Can someone explain what is going on? Why is the optimization not working and why is the shader longer when I compiled with cg 3.0?
Take a note that I removed comments from the compiled shaders.
This might not be a real answer to the problem but maybe give some more insight. I inspected the generated assembly code a bit and converted it back to high-level code. I tried to compress it as much as possible and remove all copies and temporaries that follow implicitly from the high-level operations. I used b variables as temporary bools and fs as temporary floats. The first one (with the 2.2 version) is:
power = ( c > 0.0 ) ? vValue : ( 1.0 - vValue );
R1 = tex2D( palette, float2( power, 0.0 ) );
vRealValue = abs( vValue - 0.5 );
b1 = ( tValue < th1 );
b2 = ( tValue <= th2 );
b3 = b1;
b1 = b1 && b2 && ( vRealValue > th0 );
R1 = b1 ? R1 : BackGroundColor;
color = ( b2 && !b3 ) ? float4( 0.0, tValue, 0.0, 1.0 ) : R1;
and the second (with 3.0) is:
vRealValue = abs( vValue - 0.5 );
f0 = c;
b0 = ( 0 < f0 );
b1 = ( tValue < th1 );
b2 = ( tValue <= th2 );
b4 = b1 && b2 && ( vRealValue > th0 );
b0 = b0;
b3 = b1;
power = ( b4 && !b0 ) ? ( 1.0 - vValue ) : vValue;
R1 = tex2D( palette, float2( power, 0.0 ) );
R1 = b4 ? R1 : BackGroundColor;
color = ( b2 && !b3 ) ? float4( 0.0, tValue, 0.0, 1.0 ) : R1;
Most parts are essentially the same. The second program does some unneccessary operations. It copies the c variable into a temporary instead of using it directly. Moreover does it switch vValue and 1-vValue in the power computation, so it needs to negate b0 (resulting in one more CMP), whereas the first one does not use a temporary at all (it uses CMP directly instead of SLT and CMP). It also uses b4 in this computation, which is completely unneccessary, because when b4 is false, the result of the texture access is irrelevant, anyway. This results in one more && (implemented with MUL). There is also the unneccessary copy from b1 to b3 (in the first program it is neccessary, but not in the second). And the extremely useless copy from b0 into itself (which is disguised as an ABS, but as the value comes from an SLT, it can only be 0.0 or 1.0 and the ABS degenerates to a MOV).
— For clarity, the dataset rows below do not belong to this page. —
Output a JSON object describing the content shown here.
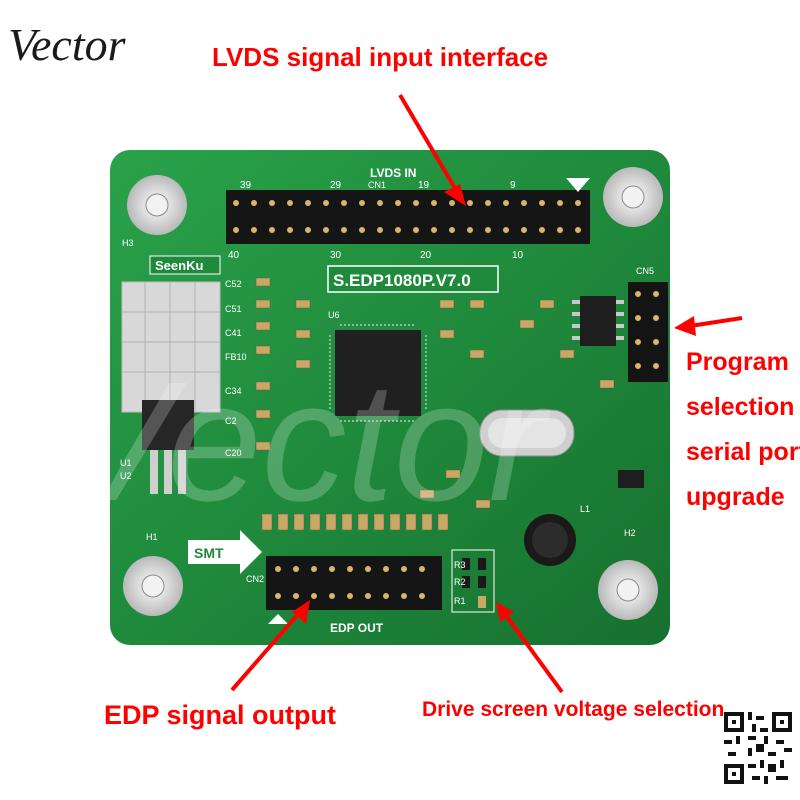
{
  "brand": "Vector",
  "watermark": "Vector",
  "labels": {
    "lvds_input": "LVDS signal input interface",
    "edp_output": "EDP signal output",
    "drive_voltage": "Drive screen voltage selection",
    "program_lines": [
      "Program",
      "selection -",
      "serial port",
      "upgrade"
    ]
  },
  "board": {
    "header_top": "LVDS IN",
    "model": "S.EDP1080P.V7.0",
    "brand_mark": "SeenKu",
    "connector_bottom": "EDP OUT",
    "smt": "SMT",
    "cn5": "CN5",
    "cn2": "CN2",
    "cn1": "CN1",
    "h1": "H1",
    "h2": "H2",
    "h3": "H3",
    "l1": "L1",
    "u1": "U1",
    "u2": "U2",
    "u6": "U6",
    "pin_39": "39",
    "pin_29": "29",
    "pin_19": "19",
    "pin_9": "9",
    "pin_40": "40",
    "pin_30": "30",
    "pin_20": "20",
    "pin_10": "10",
    "c52": "C52",
    "c51": "C51",
    "c41": "C41",
    "fb10": "FB10",
    "c34": "C34",
    "c2": "C2",
    "c20": "C20",
    "r1": "R1",
    "r2": "R2",
    "r3": "R3"
  },
  "colors": {
    "label_red": "#ff0000",
    "pcb_green": "#1f8a3c",
    "pin_black": "#1a1a1a"
  }
}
So the second program is quite similar to the first one with just some additional, but IMHO completely useless instructions. The optimizer seems to have done a worse job compared to the previous(!) version. As the Cg compiler is an nVidia product (and not from some other not to be named graphics company) this behaviour is really strange.